Peringatan Sumpah Pemuda di Istana, Lalu Lintas Macet

Ilustrasi Kemacetan lalu lintas
Sumber :
  • ANTARA FOTO/Yulius Satria Wijaya

VIVA.co.id – Kawasan Monas dan sekitarnya macet parah, imbas acara gelaran seni dan budaya bertajuk Nusantara Berdendang yang digelar di Istana Merdeka, Jakarta, Jumat malam 28 Oktober 2016.

Dari pantauan VIVA.co.id, acara yang digelar untuk memeringati 88 Tahun Sumpah Pemuda 2016 itu menimbulkan kemacetan mulai dari pintu Timur Monas, dekat dengan Stasiun Gambir.

Sepanjang jalan Medan Merdeka Timur, Jalan Perwira ke arah Masjid Istiqlal dan Gereja Katedral, Jalan Banteng Barat ke arah jalan Veteran, juga tak berbeda.

Hal ini makin diperparah dengan ditutupnya Jalan Medan Merdeka Utara yang menuju arah Istana.
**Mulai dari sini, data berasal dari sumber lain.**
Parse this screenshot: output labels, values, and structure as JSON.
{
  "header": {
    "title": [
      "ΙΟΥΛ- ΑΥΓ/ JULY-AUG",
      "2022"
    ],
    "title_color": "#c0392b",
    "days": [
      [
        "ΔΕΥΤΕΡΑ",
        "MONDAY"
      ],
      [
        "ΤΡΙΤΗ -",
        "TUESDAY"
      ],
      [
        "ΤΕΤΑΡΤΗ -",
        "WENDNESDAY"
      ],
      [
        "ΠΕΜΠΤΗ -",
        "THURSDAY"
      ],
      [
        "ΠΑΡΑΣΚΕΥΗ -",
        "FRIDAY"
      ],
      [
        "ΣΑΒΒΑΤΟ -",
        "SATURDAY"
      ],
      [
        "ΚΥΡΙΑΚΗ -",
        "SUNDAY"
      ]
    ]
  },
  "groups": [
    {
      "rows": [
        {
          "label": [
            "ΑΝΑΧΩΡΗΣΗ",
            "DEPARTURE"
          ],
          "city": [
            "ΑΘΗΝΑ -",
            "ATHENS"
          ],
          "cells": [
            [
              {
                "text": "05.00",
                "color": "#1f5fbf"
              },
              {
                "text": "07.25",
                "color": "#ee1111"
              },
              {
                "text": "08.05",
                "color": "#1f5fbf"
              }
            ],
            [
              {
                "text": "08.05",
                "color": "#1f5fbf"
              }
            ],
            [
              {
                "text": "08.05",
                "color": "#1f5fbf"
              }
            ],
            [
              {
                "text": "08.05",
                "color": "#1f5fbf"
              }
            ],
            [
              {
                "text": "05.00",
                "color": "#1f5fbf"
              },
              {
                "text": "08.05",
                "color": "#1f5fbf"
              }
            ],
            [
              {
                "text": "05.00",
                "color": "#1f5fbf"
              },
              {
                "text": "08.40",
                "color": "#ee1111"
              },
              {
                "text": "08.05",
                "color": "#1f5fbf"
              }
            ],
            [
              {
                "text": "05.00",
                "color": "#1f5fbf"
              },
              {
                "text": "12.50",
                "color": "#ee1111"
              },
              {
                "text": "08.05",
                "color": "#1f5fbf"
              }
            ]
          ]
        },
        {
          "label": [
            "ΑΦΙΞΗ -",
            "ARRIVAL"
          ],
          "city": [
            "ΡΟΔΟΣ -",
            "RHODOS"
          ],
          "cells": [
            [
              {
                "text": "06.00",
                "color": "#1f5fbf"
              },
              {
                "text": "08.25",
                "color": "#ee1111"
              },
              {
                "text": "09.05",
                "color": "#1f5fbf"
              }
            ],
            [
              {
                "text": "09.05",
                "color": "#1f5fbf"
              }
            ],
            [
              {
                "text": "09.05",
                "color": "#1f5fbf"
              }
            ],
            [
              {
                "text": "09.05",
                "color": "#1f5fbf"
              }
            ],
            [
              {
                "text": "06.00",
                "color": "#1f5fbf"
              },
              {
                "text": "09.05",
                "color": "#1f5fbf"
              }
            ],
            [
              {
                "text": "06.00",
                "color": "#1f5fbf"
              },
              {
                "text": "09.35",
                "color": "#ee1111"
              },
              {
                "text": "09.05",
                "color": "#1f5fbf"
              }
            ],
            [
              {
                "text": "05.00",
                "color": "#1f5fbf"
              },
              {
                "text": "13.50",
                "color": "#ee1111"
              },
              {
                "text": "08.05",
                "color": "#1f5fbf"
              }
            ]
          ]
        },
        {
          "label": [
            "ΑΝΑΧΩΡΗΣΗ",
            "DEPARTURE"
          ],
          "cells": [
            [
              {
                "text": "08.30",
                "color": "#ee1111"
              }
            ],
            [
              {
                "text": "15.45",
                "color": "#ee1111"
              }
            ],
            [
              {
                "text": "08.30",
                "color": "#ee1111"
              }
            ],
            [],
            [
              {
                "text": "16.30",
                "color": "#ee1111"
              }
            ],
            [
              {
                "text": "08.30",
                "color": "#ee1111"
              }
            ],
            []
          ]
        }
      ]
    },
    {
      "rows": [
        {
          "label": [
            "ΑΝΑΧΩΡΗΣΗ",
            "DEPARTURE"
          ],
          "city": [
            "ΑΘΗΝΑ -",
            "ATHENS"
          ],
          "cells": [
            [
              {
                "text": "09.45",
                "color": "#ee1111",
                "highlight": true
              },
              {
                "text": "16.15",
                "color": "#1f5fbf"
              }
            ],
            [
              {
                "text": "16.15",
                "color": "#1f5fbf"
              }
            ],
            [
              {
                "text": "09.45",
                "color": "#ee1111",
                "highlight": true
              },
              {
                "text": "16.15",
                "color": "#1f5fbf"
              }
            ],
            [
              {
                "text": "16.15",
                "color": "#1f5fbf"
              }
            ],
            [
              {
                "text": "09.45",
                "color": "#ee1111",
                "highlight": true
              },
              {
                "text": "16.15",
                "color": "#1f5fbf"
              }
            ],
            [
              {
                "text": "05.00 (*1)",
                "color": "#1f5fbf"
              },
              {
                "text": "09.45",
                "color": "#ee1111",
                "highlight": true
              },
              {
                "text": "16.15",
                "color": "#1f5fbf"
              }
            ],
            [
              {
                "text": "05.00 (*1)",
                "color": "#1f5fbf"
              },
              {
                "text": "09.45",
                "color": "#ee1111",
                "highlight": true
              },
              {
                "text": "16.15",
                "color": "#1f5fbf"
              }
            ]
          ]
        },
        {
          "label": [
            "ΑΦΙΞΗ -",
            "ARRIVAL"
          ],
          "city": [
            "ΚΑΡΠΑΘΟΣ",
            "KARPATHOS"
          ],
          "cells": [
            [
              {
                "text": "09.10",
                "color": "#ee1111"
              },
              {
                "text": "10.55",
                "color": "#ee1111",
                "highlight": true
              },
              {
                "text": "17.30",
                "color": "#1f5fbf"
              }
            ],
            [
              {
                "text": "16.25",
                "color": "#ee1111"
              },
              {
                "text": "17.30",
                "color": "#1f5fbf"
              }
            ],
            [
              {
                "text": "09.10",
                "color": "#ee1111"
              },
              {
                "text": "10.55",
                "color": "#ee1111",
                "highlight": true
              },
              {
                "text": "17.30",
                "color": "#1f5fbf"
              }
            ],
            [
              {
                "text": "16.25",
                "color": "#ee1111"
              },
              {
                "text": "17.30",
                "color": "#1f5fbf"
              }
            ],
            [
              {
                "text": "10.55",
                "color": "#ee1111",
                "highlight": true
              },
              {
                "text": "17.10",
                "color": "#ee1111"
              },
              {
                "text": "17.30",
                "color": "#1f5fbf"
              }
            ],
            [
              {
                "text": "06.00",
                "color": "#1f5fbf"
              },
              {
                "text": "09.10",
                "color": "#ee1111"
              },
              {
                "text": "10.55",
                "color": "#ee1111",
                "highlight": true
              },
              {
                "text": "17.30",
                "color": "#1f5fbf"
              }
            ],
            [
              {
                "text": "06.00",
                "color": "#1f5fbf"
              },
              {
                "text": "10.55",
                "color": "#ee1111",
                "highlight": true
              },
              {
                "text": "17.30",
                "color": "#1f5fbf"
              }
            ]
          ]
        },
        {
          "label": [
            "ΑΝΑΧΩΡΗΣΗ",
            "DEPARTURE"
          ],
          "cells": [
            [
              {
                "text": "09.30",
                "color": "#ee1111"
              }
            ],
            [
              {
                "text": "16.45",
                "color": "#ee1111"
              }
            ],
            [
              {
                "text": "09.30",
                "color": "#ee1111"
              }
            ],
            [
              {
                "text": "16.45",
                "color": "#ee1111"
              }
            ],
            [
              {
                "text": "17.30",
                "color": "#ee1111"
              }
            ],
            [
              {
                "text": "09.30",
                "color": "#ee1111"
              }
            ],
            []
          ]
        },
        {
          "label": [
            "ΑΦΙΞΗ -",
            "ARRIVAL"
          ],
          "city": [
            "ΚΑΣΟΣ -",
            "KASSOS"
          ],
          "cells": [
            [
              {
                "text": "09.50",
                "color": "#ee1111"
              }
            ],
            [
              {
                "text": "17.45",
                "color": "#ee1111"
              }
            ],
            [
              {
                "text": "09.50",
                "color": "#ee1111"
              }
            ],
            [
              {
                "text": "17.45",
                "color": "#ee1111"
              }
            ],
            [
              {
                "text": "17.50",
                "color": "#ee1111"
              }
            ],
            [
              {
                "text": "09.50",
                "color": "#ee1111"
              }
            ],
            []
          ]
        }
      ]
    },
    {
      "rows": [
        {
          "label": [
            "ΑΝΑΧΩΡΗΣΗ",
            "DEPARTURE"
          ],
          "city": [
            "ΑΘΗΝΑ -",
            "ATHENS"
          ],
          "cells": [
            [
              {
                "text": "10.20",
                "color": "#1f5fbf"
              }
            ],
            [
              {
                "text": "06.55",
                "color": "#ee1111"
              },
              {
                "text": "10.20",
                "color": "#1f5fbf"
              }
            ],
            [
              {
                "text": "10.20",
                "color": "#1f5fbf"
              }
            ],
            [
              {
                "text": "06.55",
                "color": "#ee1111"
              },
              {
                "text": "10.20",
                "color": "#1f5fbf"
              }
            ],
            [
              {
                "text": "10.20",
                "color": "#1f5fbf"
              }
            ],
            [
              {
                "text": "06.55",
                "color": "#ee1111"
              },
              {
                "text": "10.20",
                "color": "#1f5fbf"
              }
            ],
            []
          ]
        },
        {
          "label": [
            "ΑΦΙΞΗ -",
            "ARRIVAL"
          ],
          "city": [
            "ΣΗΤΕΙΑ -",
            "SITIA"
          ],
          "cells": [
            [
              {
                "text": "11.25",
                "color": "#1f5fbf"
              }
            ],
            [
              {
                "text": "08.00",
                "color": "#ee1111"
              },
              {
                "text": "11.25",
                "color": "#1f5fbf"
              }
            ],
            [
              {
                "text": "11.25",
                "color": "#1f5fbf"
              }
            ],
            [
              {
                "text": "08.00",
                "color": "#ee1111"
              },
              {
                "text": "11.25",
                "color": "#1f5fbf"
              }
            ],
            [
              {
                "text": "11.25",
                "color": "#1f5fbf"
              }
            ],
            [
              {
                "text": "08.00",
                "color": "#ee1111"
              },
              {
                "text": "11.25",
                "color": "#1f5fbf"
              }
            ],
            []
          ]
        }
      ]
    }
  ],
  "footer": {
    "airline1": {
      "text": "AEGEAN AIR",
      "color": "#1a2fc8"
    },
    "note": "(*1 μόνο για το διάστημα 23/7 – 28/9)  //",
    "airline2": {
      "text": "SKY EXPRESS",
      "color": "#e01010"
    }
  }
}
Kemacetan paling parah terlihat dari jalan Veteran menuju arah jalan Gajah Mada. Parkir mobil tamu di belakang gedung Kementerian Sekretariat Negara, yang memakan separuh badan jalan, turut menjadi penyebabnya.

Diketahui, acara yang dihelat mulai pukul 19.00 WIB sampai dengan pukul 21.00 WIB itu melibatkan ratusan pengisi acara. Dikemas secara kreatif, salah satu tujuan pertunjukan adalah untuk mencerminkan keragaman budaya, wilayah, dan tradisi yang terangkum dalam semangat Bhinneka Tunggal Ika.

Perhelatan Nusantara Berdendang terdiri atas dua bagian utama, yaitu Tapak Tilas Sumpah Pemuda dan Pentas Kebudayaan.

Acara Napak Tilas, akan diisi dengan Konser Indonesia Raya, yang dilakukan oleh 88 orang anggota orkestra dan paduan suara.

Pada kesempatan itu juga, akan dibacakan naskah Sumpah Pemuda oleh peraih medali emas cabang bulu tangkis Olimpiade Rio 2016, Tontowi Ahmad dan Liliyana Natsir.